I tried to output an airplane unicode character in the C language, but I got nothing on the console.
Here is my code:
#include <stdio.h>
#include <locale.h>
int main() {
setlocale(LC_CTYPE, setlocale(LC_ALL, ""));
wprintf(L"🛧");
return 0;
}
ignore the extra headers, which serve for other purposes.
I expectedto be shown on the console, but nothing appeared. I have tried to output some other languages in wprint such as Japanese and Chinese: those just worked fine. But many other glyphs like airplanes in other shapes and most of the arrows can't work, either. just nothing is printed.
The first issue is printing the correct character. L"" denotes a wide character string. Whether that is 16bit wide (Windows) or 32bit wide (Linux) is implementation-defined. Whether it is Unicode-encoded is locale-dependent.
Whether your compiler supports Unicode characters in source is (AFAIK) still implementation-defined.
Whether your output medium (console in your case) supports wide-character / Unicode strings is depending on that output medium.
Whether the font you configured for that output medium supports the character(s) you want to print is depending on the font.
If you want to use Unicode specifically, you should use char8_t[] (UTF-8) or char32_t[] (UTF-32) -- char16_t / UTF-16 also exists if that is what your output medium supports -- and specify characters using \u.... or \U........ character escapes. That takes care of the first two paragraphs of my answer.
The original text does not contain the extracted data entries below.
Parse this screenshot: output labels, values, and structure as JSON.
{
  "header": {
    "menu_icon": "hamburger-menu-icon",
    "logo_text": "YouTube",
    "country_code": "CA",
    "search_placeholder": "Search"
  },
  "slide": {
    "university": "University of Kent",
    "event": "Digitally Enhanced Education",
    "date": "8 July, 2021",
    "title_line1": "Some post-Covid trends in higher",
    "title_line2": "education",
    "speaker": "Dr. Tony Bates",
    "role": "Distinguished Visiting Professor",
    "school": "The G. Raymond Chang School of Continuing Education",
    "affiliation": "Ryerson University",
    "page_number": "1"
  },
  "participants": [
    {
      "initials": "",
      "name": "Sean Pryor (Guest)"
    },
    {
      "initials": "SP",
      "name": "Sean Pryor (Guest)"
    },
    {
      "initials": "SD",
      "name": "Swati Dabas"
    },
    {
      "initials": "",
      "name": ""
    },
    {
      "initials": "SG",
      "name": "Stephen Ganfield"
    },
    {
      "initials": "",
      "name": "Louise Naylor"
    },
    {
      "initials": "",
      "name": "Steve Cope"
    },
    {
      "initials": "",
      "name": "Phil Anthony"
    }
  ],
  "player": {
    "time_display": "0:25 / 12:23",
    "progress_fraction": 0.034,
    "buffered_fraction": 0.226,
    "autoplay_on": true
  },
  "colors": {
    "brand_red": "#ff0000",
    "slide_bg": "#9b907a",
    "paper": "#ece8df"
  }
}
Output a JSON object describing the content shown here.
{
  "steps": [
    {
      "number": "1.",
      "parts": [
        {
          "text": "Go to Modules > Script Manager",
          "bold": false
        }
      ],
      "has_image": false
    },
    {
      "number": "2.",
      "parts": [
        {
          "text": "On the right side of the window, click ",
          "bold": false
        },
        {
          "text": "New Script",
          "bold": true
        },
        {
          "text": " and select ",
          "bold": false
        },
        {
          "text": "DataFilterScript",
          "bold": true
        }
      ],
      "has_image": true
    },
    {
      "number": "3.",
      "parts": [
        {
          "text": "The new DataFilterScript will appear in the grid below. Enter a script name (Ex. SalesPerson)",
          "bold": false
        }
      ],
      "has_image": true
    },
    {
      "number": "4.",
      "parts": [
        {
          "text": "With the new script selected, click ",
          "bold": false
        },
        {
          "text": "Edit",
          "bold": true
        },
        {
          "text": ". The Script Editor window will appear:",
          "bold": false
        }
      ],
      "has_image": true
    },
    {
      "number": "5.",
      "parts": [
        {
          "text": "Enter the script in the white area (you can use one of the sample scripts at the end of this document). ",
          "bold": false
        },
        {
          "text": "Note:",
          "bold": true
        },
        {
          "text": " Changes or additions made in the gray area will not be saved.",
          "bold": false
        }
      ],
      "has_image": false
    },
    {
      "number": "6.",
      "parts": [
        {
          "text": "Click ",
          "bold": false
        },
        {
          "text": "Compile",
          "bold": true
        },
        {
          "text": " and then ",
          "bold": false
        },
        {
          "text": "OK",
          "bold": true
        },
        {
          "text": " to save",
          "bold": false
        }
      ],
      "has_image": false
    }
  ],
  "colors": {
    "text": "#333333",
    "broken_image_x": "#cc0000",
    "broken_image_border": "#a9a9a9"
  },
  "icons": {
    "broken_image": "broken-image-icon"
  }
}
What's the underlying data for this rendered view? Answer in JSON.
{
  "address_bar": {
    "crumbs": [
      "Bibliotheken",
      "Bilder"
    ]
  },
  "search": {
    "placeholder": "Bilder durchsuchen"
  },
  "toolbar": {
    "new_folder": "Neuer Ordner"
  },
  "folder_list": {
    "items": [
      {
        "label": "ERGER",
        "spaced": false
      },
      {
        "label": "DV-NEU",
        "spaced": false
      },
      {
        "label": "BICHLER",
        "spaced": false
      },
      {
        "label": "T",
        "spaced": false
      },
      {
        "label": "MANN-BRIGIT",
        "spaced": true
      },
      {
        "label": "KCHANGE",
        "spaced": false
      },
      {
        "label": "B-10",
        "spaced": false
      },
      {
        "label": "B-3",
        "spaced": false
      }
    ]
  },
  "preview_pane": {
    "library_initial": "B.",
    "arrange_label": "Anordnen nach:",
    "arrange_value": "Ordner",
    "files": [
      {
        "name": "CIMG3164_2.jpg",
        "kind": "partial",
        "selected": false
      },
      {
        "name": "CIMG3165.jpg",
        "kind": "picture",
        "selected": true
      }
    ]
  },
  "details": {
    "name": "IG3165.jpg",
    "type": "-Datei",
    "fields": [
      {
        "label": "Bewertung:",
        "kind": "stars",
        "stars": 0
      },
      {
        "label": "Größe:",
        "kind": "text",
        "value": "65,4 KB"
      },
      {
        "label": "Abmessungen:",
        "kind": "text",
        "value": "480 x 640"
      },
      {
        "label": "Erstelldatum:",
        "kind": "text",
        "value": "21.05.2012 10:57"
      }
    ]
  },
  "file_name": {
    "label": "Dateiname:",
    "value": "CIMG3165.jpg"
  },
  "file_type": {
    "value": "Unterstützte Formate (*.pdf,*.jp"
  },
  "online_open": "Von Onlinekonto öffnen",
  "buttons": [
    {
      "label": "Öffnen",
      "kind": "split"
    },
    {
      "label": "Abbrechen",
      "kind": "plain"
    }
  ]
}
The next two could explain why you still might not get what you expected.
Despite you lack a #include <wchar.h>
header, your program works as espected.
Check if your console has utf support (normally this means capable of receiving utf8 encoding) If not, it's no worth trying to show an unicode output on it, for evident reasons.
In Linux, this requires that you have a locale (check it executing locale
in your console) that includes UTF-8
suffix for utf support (depending on your operating system/version, you will need to spell it in uppercase or lowercase, depending on how the locales have been compiled in your platform)
If you are using Windows, I'm afraid the windows console has no Unicode support (or it has since short ago) so the problem is not in the program (as I say, works perfect) but in the output device.
Things you can still try:
locale -a
by executing the following sequence, then run the program to adjust a proper locale:export LANG="es_ES.UTF-8"
(as I say, that locale must appear when you list all locales with the command above, and it must support unicode encodings)
On windows with Visual Studio 2022 this works for me:
#include <Windows.h>
#include <stdio.h>
int main()
{
SetConsoleOutputCP(CP_UTF8);
puts(u8"🛧😊");
}
Note the file neds to be saved using UTF-8 encoding.